A creative way to cope with anxiety or depression

Knitting for health
Credit: Getty Images/iStockphoto

The old saying goes, “idle hands are the devil’s playground,” meaning that being bored, disengaged and disconnected from physical work leaves too much time and space for your body and mind to fill with negative substitutes.

Neuroscience actually supports this theory. Or at least, research shows that the converse is true—active hands stimulate your brain to produce chemicals that balance emotions and lower anxiety.

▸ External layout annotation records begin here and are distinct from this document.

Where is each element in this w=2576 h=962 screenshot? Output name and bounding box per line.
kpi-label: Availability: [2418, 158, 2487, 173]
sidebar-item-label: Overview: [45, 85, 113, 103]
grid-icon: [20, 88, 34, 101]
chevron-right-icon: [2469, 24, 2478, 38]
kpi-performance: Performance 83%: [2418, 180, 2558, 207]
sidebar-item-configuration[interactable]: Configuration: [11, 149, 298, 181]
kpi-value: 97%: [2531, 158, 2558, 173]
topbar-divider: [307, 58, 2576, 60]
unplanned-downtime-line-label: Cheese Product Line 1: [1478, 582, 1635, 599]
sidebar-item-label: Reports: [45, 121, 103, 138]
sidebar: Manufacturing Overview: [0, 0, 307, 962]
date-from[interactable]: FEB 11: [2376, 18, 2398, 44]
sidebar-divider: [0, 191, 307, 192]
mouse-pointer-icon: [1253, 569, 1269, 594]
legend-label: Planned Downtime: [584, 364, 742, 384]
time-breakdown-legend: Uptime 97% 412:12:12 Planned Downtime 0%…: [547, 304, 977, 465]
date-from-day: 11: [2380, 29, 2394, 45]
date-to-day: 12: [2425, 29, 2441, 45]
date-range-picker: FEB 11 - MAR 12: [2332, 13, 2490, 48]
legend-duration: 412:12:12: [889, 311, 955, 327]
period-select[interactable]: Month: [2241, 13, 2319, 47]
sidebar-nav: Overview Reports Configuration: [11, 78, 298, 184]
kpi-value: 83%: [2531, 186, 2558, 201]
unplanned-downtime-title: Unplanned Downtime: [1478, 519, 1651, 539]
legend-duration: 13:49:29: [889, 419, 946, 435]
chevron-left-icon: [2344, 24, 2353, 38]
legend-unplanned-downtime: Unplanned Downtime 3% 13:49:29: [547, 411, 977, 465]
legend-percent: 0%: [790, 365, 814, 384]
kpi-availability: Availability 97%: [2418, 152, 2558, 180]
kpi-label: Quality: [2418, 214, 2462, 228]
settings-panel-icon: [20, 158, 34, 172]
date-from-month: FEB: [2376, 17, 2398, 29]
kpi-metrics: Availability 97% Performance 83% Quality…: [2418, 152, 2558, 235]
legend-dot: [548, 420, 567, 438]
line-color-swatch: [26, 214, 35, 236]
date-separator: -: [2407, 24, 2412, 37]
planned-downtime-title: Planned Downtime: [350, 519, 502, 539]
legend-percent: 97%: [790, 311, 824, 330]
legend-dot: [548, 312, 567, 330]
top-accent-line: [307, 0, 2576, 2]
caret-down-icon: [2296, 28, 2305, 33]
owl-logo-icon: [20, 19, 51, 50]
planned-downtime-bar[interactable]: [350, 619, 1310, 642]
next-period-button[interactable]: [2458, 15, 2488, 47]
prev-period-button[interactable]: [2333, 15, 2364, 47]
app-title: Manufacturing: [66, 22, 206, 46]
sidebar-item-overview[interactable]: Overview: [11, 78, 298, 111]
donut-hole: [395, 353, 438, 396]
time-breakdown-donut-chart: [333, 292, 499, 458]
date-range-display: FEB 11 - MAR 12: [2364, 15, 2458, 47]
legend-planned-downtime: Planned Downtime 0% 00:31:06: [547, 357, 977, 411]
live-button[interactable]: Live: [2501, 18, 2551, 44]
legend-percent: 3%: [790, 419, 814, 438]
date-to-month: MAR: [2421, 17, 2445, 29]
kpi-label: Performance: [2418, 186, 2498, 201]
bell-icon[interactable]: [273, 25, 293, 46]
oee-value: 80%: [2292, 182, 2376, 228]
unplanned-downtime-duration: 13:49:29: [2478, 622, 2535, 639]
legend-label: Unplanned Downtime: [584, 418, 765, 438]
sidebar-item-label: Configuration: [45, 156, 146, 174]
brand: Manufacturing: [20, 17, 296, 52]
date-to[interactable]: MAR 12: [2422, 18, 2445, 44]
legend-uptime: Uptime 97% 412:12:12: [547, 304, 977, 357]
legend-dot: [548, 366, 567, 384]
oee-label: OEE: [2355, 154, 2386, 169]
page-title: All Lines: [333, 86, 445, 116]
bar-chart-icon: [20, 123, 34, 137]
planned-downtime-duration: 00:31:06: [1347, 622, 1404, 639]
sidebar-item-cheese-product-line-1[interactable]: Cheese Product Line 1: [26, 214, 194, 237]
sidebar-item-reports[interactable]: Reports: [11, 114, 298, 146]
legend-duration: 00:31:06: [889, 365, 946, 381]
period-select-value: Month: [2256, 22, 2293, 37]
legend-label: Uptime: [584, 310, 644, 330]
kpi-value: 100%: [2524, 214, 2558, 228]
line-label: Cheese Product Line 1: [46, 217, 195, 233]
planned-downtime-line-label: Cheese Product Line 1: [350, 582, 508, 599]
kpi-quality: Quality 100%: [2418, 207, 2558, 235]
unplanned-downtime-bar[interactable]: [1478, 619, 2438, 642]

Kelly Lambert, a neuroscientist at the University of Richmond, Virginia, has coined a term, “behaviorceuticals” to underscore how just as a drug can alter the chemistry of our brains, positive behaviors can impact our emotional health.

Lambert told CBS News that in the 19th century anxious women were often given the prescription to knit because doctors “sensed it calmed them down some.” This is not to say that anxiety can be cured by knitting. But it does highlight how the repetitive hand movements involved in the craft, combined with the satisfaction of casting off a finished product to wear or give, carries mental health benefits at a deep, biochemical level.

Other research has focused on knitting’s emotional benefits, like one study that showed knitting lowers the heart rate by 11 beats per minute, another that linked knitting with a diminished chance of developing mild cognitive impairment and memory loss, and still others that point to positive benefits in managing chronic pain and depression.

Of course, knitting is not the only way to take your emotional wellbeing into your own hands. Woodworking, gardening, pottery, painting, beading—anything that involves putting your two hands to work will benefit your mental health.

What do you do with your hands to keep them busy and keep yourself calm and happy?